Seriously, there are so many ways to accomplish the same thing. HowToSFMC.com recently did a challenge with the song “Baby Shark.” They asked people to use AMPscript to print the words of “Baby Shark” on the screen. The challenge was to do it in the fewest number of characters. They had over 100 different solutions get submitted. There were so many entries that they broke the entries into 3 categories to judge –
- Simplicity – The concentration in this category was how easy it is to pick up and read the code. This includes adding comments, using more ‘basic’ and understandable functions, as well as formatting it in a clear and readable way.
- Innovative – For innovation, the challenge was to come up with the most unique or ‘out of the box’ approach to output the Baby Shark lyrics in the specified format. However, you had to keep in mind that complexity alone does not equal innovation. Efficiency and elegance were also a consideration in this category.
- Efficiency – The efficiency category was based solely on the character count.

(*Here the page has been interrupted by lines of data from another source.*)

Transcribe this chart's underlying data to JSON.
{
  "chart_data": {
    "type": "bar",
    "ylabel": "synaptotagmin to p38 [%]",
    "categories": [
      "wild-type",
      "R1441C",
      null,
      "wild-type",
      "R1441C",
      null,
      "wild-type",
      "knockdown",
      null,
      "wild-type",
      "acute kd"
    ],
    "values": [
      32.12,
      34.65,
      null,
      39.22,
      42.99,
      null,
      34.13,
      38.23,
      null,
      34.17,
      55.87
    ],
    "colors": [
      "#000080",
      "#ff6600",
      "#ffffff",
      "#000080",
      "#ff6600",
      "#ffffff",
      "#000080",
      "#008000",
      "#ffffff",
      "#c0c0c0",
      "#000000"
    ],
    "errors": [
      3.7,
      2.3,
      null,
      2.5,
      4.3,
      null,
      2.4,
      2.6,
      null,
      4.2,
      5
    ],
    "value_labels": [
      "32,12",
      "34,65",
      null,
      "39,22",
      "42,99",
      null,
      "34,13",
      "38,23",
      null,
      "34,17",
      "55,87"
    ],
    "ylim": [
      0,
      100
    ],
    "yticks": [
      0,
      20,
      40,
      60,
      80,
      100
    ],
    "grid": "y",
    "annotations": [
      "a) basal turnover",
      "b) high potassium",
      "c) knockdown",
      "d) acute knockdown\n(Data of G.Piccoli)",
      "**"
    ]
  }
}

The challenge to the community was to output the full lyrics in a specific format with as few characters as possible. ‘Hacks’ and abnormal structures that go against best practice were allowed and encouraged – the end result was all that mattered.
At the end of the day, they all did what was asked of them – they got the song stuck in your head. Oh, was that just me? Seriously though – they all published the words of baby shark on the screen. Heck, there were even a few entries that not only published the words of the song on the screen, but they also did so in the shape of a shark. (See below) – To see all the winners check out HowToSFMC.com’s post about “Baby Shark AMPScript Challenge Winning Solutions.”
So take my advice –
- You do You! Be kind to yourself as you learn. You will get faster. The code will get optimized. It just takes time and a lot of practice.
- Don’t fight the syntax – If you aren’t sure – look it up. There is no harm in looking it up – and it will save you lots of frustration. (Trust me on this one) If you find yourself looking up the same thing over and over – write it out on a post-it note. After a while, you’ll find you don’t need that post-it anymore.
- Keep it simple whenever possible and add comments when you can’t
- If you see a code example and don’t know what it does, go through each function and add a comment about what that function does. (This is the fastest way to learn about other things you can do– Remember you have to know WHAT you want it to do before you start trying to write it)
- Keep at it.
- Don’t give up.
- Reach out here or via one of the many options listed on the resource page if you need help.
And most important – be kind to yourself. It’s a whole new universe to explore.